До суда оставалось меньше недели, я была готова слушать в свой адрес поток проклятий и брани. Почему-то я, представляя себе эту картину, не испытывала ни малейшего желания раскаиваться в том, что натворила. Допустим, буду я стоять на коленях и просить прощения у людей, что это изменит? Меня, скорее, разорвут на части. Если бы это могло вернуть жизни всех убитых и как-нибудь помочь покалеченным, может, был бы в этом какой-то смысл. А так пропасть между мной и обществом теперь такая, что не видно конца и края. Казалось, инспектор Дитрих – единственный, кому я интересна. Я чувствовала, что катастрофически проигрываю навязанную им игру на нервах.

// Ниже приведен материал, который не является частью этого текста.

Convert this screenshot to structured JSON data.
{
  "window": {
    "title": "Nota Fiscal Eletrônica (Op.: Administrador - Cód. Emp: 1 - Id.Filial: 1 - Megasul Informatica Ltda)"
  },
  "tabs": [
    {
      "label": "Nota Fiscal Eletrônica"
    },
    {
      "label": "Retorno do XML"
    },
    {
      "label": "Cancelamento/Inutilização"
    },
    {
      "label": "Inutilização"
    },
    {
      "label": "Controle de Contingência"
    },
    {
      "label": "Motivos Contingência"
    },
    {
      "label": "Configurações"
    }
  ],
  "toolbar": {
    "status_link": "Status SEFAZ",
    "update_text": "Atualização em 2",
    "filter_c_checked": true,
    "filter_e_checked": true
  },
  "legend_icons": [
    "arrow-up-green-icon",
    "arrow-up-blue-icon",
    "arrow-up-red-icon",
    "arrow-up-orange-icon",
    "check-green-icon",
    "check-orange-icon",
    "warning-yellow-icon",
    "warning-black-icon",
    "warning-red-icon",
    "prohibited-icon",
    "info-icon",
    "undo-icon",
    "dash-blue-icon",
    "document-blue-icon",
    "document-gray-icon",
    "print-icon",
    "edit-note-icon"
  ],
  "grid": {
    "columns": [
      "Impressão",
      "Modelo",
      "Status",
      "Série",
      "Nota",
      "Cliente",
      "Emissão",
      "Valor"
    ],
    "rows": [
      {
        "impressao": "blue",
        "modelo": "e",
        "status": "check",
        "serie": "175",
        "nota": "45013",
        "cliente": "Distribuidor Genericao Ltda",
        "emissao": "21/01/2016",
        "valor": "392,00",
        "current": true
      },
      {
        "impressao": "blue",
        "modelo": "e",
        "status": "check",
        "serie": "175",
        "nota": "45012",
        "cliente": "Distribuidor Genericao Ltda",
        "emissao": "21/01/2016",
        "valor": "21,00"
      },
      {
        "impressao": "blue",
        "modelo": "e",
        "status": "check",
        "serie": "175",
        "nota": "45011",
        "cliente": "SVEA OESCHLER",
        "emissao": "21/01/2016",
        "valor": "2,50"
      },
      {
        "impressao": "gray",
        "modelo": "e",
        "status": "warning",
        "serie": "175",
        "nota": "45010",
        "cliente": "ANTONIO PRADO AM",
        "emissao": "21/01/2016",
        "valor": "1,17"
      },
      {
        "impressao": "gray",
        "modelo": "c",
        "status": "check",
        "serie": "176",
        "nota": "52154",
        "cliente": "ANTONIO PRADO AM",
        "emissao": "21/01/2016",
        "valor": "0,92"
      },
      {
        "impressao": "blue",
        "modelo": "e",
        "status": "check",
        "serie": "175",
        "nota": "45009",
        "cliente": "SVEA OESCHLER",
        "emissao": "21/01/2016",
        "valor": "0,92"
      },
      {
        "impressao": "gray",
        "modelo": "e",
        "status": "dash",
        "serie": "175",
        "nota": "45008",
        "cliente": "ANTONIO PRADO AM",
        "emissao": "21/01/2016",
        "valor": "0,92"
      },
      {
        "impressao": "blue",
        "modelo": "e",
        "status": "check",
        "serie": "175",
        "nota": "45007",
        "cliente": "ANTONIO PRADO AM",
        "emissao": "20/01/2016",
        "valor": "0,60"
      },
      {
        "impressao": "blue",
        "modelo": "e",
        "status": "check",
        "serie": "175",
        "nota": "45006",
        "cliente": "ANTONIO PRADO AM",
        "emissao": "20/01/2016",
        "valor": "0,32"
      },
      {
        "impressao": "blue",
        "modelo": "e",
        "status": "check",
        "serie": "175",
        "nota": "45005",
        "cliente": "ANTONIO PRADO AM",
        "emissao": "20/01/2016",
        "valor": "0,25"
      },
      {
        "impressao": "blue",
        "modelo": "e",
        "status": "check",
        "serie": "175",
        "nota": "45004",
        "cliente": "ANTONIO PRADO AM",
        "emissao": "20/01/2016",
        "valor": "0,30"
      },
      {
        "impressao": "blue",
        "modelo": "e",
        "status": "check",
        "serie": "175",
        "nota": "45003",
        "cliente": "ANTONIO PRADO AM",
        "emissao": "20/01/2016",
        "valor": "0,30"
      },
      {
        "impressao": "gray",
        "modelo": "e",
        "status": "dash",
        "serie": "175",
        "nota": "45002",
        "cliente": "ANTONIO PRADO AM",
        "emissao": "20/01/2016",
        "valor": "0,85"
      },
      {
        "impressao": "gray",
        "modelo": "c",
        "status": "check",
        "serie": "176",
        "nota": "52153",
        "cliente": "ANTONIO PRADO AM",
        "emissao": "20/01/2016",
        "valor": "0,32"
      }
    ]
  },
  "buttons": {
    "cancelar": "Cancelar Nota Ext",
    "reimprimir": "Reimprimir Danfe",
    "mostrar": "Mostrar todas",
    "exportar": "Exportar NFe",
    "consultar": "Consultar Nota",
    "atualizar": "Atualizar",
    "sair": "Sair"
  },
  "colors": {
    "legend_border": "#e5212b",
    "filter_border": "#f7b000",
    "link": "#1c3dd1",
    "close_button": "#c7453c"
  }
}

Я постоянно меняла показания то ли с целью запутать обвинение и вогнать его в цейтнот, то ли с целью позлить инспектора, в очередной раз возвышенного и воспетого в прессе. Но знала ли я тогда, во что я ввязалась, бросив вызов Дитриху? Сам инспектор в ответ на мой вопрос, почему он проводит допросы без своего напарника и не по форме, с улыбкой ответил, что шахматную партию лучше играть вдвоём.
В первые дни он был немного озадачен, если не сказать, растерян моими взаимоисключающими показаниями – я то говорила, что влезла через окно, то вошла через чёрный ход, а то и вовсе пришла на уроки вместе со всеми. Однако позже он с каменным лицом записывал всё в протокол и заверял, что получил всё, что хотел. А уж потом и началась настоящая пытка. Одно дело, когда пытают физически. Ты просто стиснул зубы и молчишь, пока на тебе не остаётся живого места, а вот от психологических атак ты никак не защищён.
Чтобы как-то отвлечься от мрачных мыслей, я уставилась в зарешеченное окно, за которым мельтешили снежинки. Вдалеке виднелись огни Вены. Я так мечтала снова попасть в этот чудный город… Кто же знал, что таким образом. Снова я предалась мечтам. Часто перед смертью человек вспоминает каждое своё решение, каждый поступок. Иногда думает о том, что было бы, живи он иначе. Я снова строю воздушные замки. В моих грёзах всё выглядит безмятежно, я счастлива и довольна жизнью. Я вижу улыбчивого шулера из поезда, темпераментного и харизматичного хорвата Ненада, так увлечённого химией, замёрзшие горные озёра и бурные водопады.
Я точно засыпаю и сижу за столом, покачиваясь, словно маятник, из стороны в сторону. Сперва меня даже не тревожит звук быстрых шагов за дверью и приглушённые голоса. На секунду всё затихает, а потом тишину нарушает скрип железной двери, и я слышу дразняще знакомый голос:
– Добрый вечер, фройляйн Зигель.
Я нехотя повернула голову и разглядела в тусклом свете тщедушную фигуру Дитриха. Он по-прежнему был бодр и доволен собой. От него всё ещё веяло уличным холодом. На его обветренном лице сияла улыбка. «Опять он!» Я инстинктивно вскочила и сделала три шага назад, пока не упёрлась спиной в стену. Инспектор нагрянул как раз в ту минуту, когда я окончательно отвыкла от его подхихикиваний, от его бархатного, как у змея-искусителя, голоса, от этого гипнотического взгляда, но самое главное, от его полунамёков. Я с ужасом поняла, что в этот раз мне, как это ни прискорбно, не выстоять очередную партию. По-хорошему, мне сейчас ничего не остаётся, кроме как сдаться на милость победителю и, наконец, дать исчерпывающие показания. Но я не привыкла сдаваться без боя. Нельзя давать ему иллюзию собственного превосходства. Я решаю принять его игру.
– Надеюсь, он у вас действительно добрый, – отвечаю я с презрительной усмешкой.
Дитрих по-прежнему улыбается. Он уже одет не во всё чёрное, напротив – на нём белая рубашка и новенький жилет. Он всё больше седел, однако по-прежнему оставался будто законсервированным. С другой стороны, упыри никогда не стареют, наверняка это относится и к нашему въедливому сыщику.
– Как вы себя чувствуете? – спросил инспектор, глядя на меня с неподдельным интересом.
– Спасибо, не очень, – ответила я.
– Понимаю, – развёл руками инспектор, – лишение свободы пагубно сказывается на человеческой психике. Особенно, когда вам никто не пишет, фактически, от вас отказались все. Я ещё в первый день заподозрил вас в убийстве, но мог ли я, имея на руках только подозрения, приказать арестовать вас? Нет, тут надо было действовать тоньше. Косвенные улики, как палка о двух концах. Не подкреплённые признанием обвиняемого, они подобны карточному домику. Любой хоть чуточку грамотный адвокат развалит это дело в суде за пару минут.
– А если обвиняемый молчит? – вызывающе бросила я. – Пытать будете?